Last Friday I wrote that investors had turned outright defensive based on deteriorating global growth expectations and a sense that a US downturn was unavoidable. This week then began with an equity market meltdown that sent other riskier assets plunging as well, most notably the JPY-crosses. On Tuesday morning, the Fed unexpectedly jumped into the fray, undoubtedly based on the turmoil in financial markets (I’ll get to the rogue French trader later), and cut the Fed funds rate ¾% to 3.50%. Stocks struggled a while longer, but eventually rebounded. The rebound came on curious news that the NY state insurance regulator had convened discussions with major banks to shore up the capital of beleaguered bond insurers. The rebound in stocks and risky assets continued on Thursday as news of a US economic stimulus package emerged, only to then sputter on Friday, casting doubt on the rebound overall.

I would suggest that the balance of risks and the deteriorating outlook favor further waves of market liquidations rather than a sudden emergence into stability, much less continuing recovery.
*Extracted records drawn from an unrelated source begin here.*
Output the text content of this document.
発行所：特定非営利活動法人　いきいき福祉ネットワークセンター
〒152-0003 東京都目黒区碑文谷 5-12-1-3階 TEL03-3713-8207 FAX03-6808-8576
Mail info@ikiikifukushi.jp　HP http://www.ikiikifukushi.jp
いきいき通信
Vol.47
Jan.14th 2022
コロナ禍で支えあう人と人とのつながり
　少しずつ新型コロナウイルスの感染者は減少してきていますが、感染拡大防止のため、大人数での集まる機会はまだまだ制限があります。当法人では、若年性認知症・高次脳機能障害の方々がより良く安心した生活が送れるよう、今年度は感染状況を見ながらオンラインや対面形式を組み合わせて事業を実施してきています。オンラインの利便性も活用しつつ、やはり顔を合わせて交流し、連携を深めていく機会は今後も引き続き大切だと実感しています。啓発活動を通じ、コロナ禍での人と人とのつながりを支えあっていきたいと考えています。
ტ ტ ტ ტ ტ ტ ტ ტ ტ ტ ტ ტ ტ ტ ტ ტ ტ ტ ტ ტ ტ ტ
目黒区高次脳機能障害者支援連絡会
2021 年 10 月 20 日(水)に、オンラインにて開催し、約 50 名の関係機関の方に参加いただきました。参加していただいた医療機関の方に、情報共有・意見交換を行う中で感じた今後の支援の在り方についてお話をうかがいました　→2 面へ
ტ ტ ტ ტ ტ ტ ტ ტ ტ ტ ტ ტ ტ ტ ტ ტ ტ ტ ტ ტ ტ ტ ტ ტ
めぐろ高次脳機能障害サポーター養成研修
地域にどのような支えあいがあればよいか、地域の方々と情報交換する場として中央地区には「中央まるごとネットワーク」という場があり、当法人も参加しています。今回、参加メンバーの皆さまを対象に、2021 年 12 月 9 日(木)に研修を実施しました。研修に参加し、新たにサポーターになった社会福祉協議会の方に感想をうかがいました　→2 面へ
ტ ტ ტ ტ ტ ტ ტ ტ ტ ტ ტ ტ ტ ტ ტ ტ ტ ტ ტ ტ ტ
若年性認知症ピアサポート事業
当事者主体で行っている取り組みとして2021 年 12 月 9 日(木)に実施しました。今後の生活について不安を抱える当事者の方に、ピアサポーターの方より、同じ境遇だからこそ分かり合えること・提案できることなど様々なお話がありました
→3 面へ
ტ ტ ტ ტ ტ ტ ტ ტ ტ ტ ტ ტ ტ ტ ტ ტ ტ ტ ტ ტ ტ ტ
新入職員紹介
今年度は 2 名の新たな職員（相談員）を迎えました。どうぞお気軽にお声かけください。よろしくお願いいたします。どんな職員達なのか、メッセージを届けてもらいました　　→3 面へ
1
First, judging by the initial market reaction to the Fed rate cuts—further declines—it’s clear to me that investor pessimism still runs deep and that lower interest rates alone will not fix the problem. Second, the ostensible cause of the impressive late afternoon rally—potential capital infusions for bond insurers—highlights ongoing credit market concerns that still lie at the root of the current market turmoil. It’s highly uncertain whether a capital infusion plan can be worked out to forestall downgrades to the major bond insurers, which would result in ratings downgrades to the bonds backed by the insurers, leading to an unprecedented exodus of capital from such investments. That is the biggest fear lurking in the hearts of investors everywhere.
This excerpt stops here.